A questão da sexualidade ainda está ali, mas o autor também explora as relações em “um mundo onde tudo virou artigo de compra e venda”, observa Pâmio. A galeria de tipos marginalizados e outsiders de Fraser em Cobra na Geladeira se encontra em uma antiga casa, onde a maioria deles mora, propriedade de Vivian, papel da atriz Regina Maria Remencius. A rede de negócios da empresária, descrita pelo diretor como ressentida e amarga, inclui casas noturnas e clubes de strip-tease.
Ela é um desdobramento da personagem Violet de Pobre Super-Homem, dona de restaurante cujo marido se apaixona pelo novo garçom, um pintor em busca de inspiração interpretado por Pâmio em 2000 na mesma Sala Jardel Filho que agora abriga a temporada do espetáculo, que estava sendo escrito naquele período. Responsável pela tradução do texto, o diretor decidiu manter a trama na época e usar termos como “boate” em vez de “balada”, por exemplo.
E para ganhar mais dinheiro, Vivian resolve investir no então inovador mercado de sexo virtual pago e convoca seus inquilinos a participar dos vídeos pela internet. Um dos interessados é Eric (Rodrigo Basso), gogo boy que trabalha em uma das casas noturnas da tia, viciado em anabolizantes e complexado pela baixa estatura. Seu melhor amigo, Tony, vivido pelo ator Esdras de Lúcia, é um ajudante de garçom que sonha em subir na profissão, mas é boicotado por ser negro.
Também frequentam esse mundo à la Baixo Augusta Adrian (Gustavo Moura), assistente e amante de Vivian, que namora Keila (Marina Possebon), jovem vinda do interior para morar nessa espécie de república. Outra inquilina é a stripper Dany (Juliane Arguello), que se dedica integralmente a cuidar da irmã com problemas mentais. Sarah, interpretada por Tailine Ribeiro, sofreu abusos sexuais na infância pelo irmão mais velho e tem poderes paranormais (ouve a casa falando com ela). Ainda há o traficante Gabriel (Lui Vizotto), fornecedor de Eric, e o misterioso Charles (Felipe Hofstatter), recém-chegado ao imóvel.
E claro, a cobra. Um animal meio inerte, que não se sabe se está morto ou vivo, recebido por Eric como pagamento de uma dívida de droga e guardado na geladeira quebrada. O bicho desaparece e a procura por ele ajuda a movimentar a história, construída em cima de cenas rápidas, de linguagem cinematográfica, característica do autor, assim como o humor ácido e ferino.

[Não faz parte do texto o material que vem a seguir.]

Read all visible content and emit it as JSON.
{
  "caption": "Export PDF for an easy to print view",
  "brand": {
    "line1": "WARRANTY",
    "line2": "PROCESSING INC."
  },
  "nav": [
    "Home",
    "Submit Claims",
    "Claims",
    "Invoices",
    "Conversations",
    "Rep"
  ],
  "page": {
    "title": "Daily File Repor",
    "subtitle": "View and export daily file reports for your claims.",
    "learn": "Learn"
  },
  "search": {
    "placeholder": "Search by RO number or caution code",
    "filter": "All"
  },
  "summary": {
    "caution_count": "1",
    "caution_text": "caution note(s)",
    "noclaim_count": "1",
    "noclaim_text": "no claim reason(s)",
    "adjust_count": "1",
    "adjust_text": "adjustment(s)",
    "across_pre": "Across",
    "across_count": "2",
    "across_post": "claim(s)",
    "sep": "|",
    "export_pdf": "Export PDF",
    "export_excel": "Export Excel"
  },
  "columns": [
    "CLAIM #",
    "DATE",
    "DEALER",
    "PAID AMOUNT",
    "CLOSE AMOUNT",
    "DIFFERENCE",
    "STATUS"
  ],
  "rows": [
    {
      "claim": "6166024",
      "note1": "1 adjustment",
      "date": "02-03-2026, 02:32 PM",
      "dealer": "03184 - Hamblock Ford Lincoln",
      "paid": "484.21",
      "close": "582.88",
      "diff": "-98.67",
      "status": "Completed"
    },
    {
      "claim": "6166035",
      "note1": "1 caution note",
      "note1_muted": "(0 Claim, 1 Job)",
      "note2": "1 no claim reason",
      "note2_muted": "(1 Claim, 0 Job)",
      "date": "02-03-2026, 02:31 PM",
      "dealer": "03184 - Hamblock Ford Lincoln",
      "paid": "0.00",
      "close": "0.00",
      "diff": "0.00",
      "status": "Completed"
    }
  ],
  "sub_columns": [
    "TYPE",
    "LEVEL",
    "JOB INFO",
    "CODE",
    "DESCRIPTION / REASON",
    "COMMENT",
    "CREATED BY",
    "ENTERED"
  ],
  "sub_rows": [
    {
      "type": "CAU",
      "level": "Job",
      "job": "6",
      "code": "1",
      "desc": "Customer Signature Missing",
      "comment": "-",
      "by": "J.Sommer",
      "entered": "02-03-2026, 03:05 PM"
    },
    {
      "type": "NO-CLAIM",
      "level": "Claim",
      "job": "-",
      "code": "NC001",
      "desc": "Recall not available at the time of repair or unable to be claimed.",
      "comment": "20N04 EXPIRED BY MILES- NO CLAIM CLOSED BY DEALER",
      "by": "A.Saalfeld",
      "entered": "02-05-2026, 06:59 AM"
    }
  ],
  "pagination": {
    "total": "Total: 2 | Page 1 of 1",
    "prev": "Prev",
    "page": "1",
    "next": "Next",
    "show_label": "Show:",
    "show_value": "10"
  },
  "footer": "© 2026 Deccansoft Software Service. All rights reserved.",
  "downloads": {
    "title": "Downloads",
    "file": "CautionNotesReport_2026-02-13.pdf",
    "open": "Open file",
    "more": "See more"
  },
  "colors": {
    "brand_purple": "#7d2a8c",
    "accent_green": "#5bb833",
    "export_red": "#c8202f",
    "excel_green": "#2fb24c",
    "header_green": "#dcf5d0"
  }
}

“O Fraser não julga ninguém, não critica ninguém, não tem pena de ninguém, não tem comiseração por ninguém. Isso é genial também”, diz Pâmio. Ele pediu permissão ao autor – que conheceu pessoalmente na passagem do canadense por São Paulo, em 2015 – para mudar alguns nomes dos personagens, soando, assim, melhor aos ouvidos do público brasileiro.